When all the partisan bickering over made-up problems and bullshit non-issues that no one save a few well-heeled ideologue donors and the mentally illest among the commentariat could possibly spend time or energy concerning themselves with gets me down, I find it's best to take a step back and look at a political outrage so antithetical to American ideals that (I like to think) it must transcend party. There are approximately 5 million citizens of the United States who do not have representation in Congress. Most of them also do not have a say in presidential elections.
To put that in some perspective, the 544,270 people of Wyoming have a Representative and two Senators. The 599,657 people of Washington, D.C. have a non-voting Representative and no Senators.
Americans don't like to think of themselves as imperialists. It runs counter to the whole idea of the country. We fought a war against imperialists in order to gain independence. The main grievance that sparked that war was our status as British subjects with no say as to how we were governed. It is pretty difficult to reconcile our treatment of the citizens of Guam, Samoa, the Virgin Islands, Puerto Rico and Washington, D.C. with our republican values, however.
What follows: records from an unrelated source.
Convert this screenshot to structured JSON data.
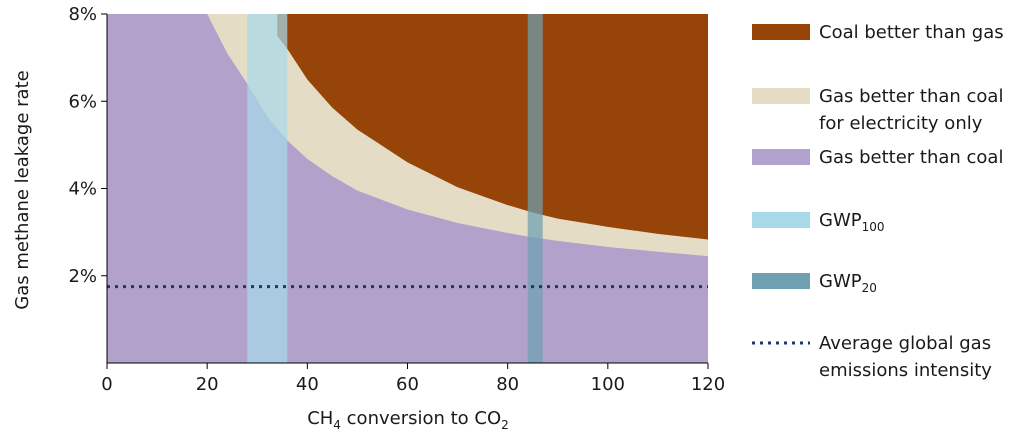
{
  "chart_data": {
    "type": "area",
    "xlabel": "CH₄ conversion to CO₂",
    "ylabel": "Gas methane leakage rate",
    "xlim": [
      0,
      120
    ],
    "ylim": [
      0,
      8
    ],
    "x_ticks": [
      "0",
      "20",
      "40",
      "60",
      "80",
      "100",
      "120"
    ],
    "y_ticks": [
      "2%",
      "4%",
      "6%",
      "8%"
    ],
    "y_tick_values": [
      2,
      4,
      6,
      8
    ],
    "grid": false,
    "legend_placement": "right",
    "regions": [
      {
        "name": "Coal better than gas",
        "color": "#964408",
        "boundary_x": [
          34,
          36,
          40,
          45,
          50,
          60,
          70,
          80,
          85,
          90,
          100,
          110,
          120
        ],
        "boundary_y": [
          7.5,
          7.2,
          6.5,
          5.85,
          5.35,
          4.6,
          4.03,
          3.62,
          3.45,
          3.31,
          3.12,
          2.96,
          2.83
        ]
      },
      {
        "name": "Gas better than coal for electricity only",
        "color": "#e4dcc4",
        "boundary_x": [
          20,
          24,
          28,
          32,
          36,
          40,
          45,
          50,
          60,
          70,
          80,
          85,
          90,
          100,
          110,
          120
        ],
        "boundary_y": [
          8,
          7.1,
          6.4,
          5.65,
          5.1,
          4.68,
          4.28,
          3.95,
          3.52,
          3.21,
          2.98,
          2.88,
          2.8,
          2.66,
          2.55,
          2.45
        ]
      },
      {
        "name": "Gas better than coal",
        "color": "#b1a1cb"
      }
    ],
    "bands": [
      {
        "name": "GWP",
        "subscript": "100",
        "x_range": [
          28,
          36
        ],
        "color": "#a8d9e9"
      },
      {
        "name": "GWP",
        "subscript": "20",
        "x_range": [
          84,
          87
        ],
        "color": "#6f9fb1"
      }
    ],
    "reference_lines": [
      {
        "name": "Average global gas emissions intensity",
        "name_lines": [
          "Average global gas",
          "emissions intensity"
        ],
        "y": 1.75,
        "style": "dotted",
        "color": "#1f3864"
      }
    ],
    "legend": [
      {
        "kind": "swatch",
        "color": "#964408",
        "lines": [
          "Coal better than gas"
        ]
      },
      {
        "kind": "swatch",
        "color": "#e4dcc4",
        "lines": [
          "Gas better than coal",
          "for electricity only"
        ]
      },
      {
        "kind": "swatch",
        "color": "#b1a1cb",
        "lines": [
          "Gas better than coal"
        ]
      },
      {
        "kind": "swatch",
        "color": "#a8d9e9",
        "label": "GWP",
        "subscript": "100"
      },
      {
        "kind": "swatch",
        "color": "#6f9fb1",
        "label": "GWP",
        "subscript": "20"
      },
      {
        "kind": "dotted",
        "color": "#1f3864",
        "lines": [
          "Average global gas",
          "emissions intensity"
        ]
      }
    ]
  }
}
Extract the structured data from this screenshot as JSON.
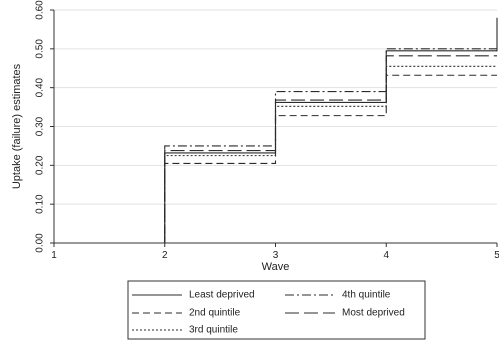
{
  "chart_data": {
    "type": "line",
    "step": true,
    "xlabel": "Wave",
    "ylabel": "Uptake (failure) estimates",
    "xlim": [
      1,
      5
    ],
    "ylim": [
      0,
      0.6
    ],
    "x_ticks": [
      "1",
      "2",
      "3",
      "4",
      "5"
    ],
    "y_ticks": [
      "0.00",
      "0.10",
      "0.20",
      "0.30",
      "0.40",
      "0.50",
      "0.60"
    ],
    "grid": true,
    "legend_position": "bottom",
    "series": [
      {
        "name": "Least deprived",
        "dash": "solid",
        "x": [
          1,
          2,
          3,
          4,
          5
        ],
        "y": [
          0.0,
          0.232,
          0.362,
          0.495,
          0.58
        ]
      },
      {
        "name": "2nd quintile",
        "dash": "dashed",
        "x": [
          1,
          2,
          3,
          4,
          5
        ],
        "y": [
          0.0,
          0.205,
          0.328,
          0.432,
          0.432
        ]
      },
      {
        "name": "3rd quintile",
        "dash": "dotted",
        "x": [
          1,
          2,
          3,
          4,
          5
        ],
        "y": [
          0.0,
          0.225,
          0.352,
          0.455,
          0.455
        ]
      },
      {
        "name": "4th quintile",
        "dash": "dashdot",
        "x": [
          1,
          2,
          3,
          4,
          5
        ],
        "y": [
          0.0,
          0.25,
          0.39,
          0.5,
          0.5
        ]
      },
      {
        "name": "Most deprived",
        "dash": "longdash",
        "x": [
          1,
          2,
          3,
          4,
          5
        ],
        "y": [
          0.0,
          0.238,
          0.368,
          0.482,
          0.482
        ]
      }
    ]
  }
}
The people in our nation's capital can at least vote in the presidential elections, but other than that they are afforded no greater rights and privileges than the residents of the Mariana Islands. Governing far-flung territories without the participation of the people who actually live in those territories is about as close to a textbook definition of imperialism as we have.
This is inexcusable. A political solution will never happen, though. The reason? Pretty simple, actually. Giving the territories statehood would throw the Senate out of any possibility of balance. One of the reasons that Hawaii and Alaska were granted statehood at almost the exact same time was that Hawaii was solidly Democratic and Alaska Republican. Guam, for whatever reason, is relatively conservative, but not to the level of Alaska. And it would only offset one of the more Democratic territories. Would the mayor of Washington, D.C. and the governor of Puerto Rico have to fight in a cage match for statehood?
What would a compromise look like, though? Could we fold the territories in to existing states (D.C. becomes part of Maryland, Puerto Rico and the Virgin Islands go to Florida, Guam and Samoa to Hawaii)? Probably not, given that Florida would become solidly Democratic rather than continuing to hold its status as a
So what then? Let them go and become countries in their own right? Well, why not? It seems unlikely that their respective governments would become enemies of the United States. The Communist Menace doesn't exist anymore, save countries that we are indebted to. I don't have an answer here, I just know that of all the reasons I have to be ashamed of my country, this is simultaneously the most fundamental and overlooked.